Também nunca esquecemos sua palavra
lúcida e segura, advertindo “oportuna e inoportunamente” (2Tm 4, 2), bem como
sua voz mansa e corajosa em denunciar as injustiças e, sobretudo, sua ternura
franciscana, nos leva a afirmar que Dom Aloísio, verdadeiramente, mora em
nossos corações.
Peçamos então a Deus, que na sua
infinita e inesgotável bondade, chamou Dom Helder e Dom Aloísio à missão de
profetizar, que sempre os tenhamos como referência, iluminando-nos e fazendo
sempre mais compreender a indispensável força de sua graça, num desejo de nos
tornar capacitados a fermentar este mundo em que vivemos na sua realidade
cultural, econômico e social, que tanto desafia a humanidade.
_______________________
1 Câmara, Dom Helder. Em tuas mãos,
Senhor! Paulinas. São Paulo, 1986, p. 11.
2 Ibidem. Dom Helder: o artesão da paz.
Brasília: Senado Federal, Conselho Editorial, 2009, p. 88.
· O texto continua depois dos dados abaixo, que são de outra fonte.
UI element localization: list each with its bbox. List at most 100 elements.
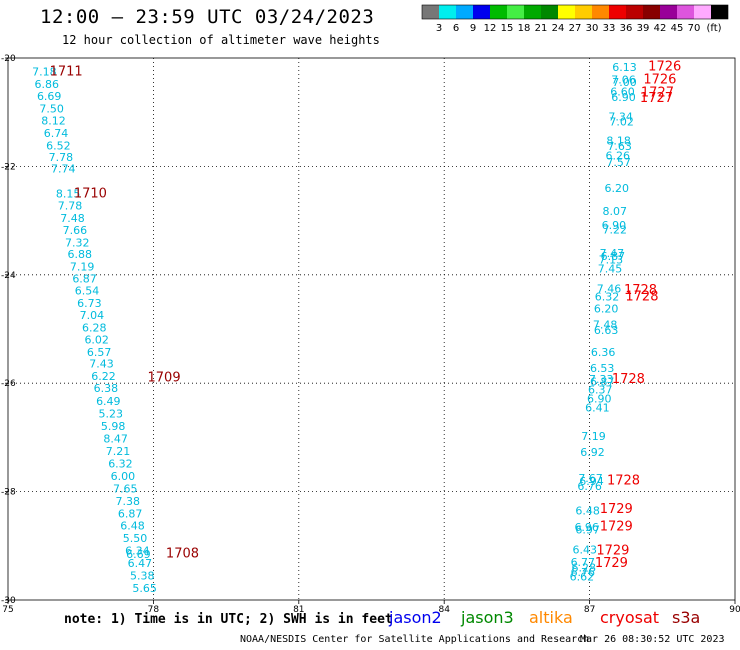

3 Saraiva, Geovane (padre). A ternura de
um pastor: Cardeal Lorscheider. Fortaleza: Editora Celigráfica, 2009, p. 35.
4 Tursi, Carlo; Frencken, Geraldo (organizadores).
Mantenham as lâmpadas acesas: revisitando o caminho, recriando a caminhada.
Fortaleza: Edições UFC, 2008, p. 95.
5 Saraiva, Geovane (padre). A ternura de
um pastor: Cardeal Lorscheider. Fortaleza: Editora Celigráfica, 2009, p. 22
6 Ibidem, p. 23
*Padre da
Arquidiocese de Fortaleza, escritor, membro da Academia Metropolitana de Letras
de Fortaleza, da Academia de Letras dos Municípios do Estado Ceará (ALMECE) e
Vice-Presidente da Previdência Sacerdotal - Pároco de Santo Afonso.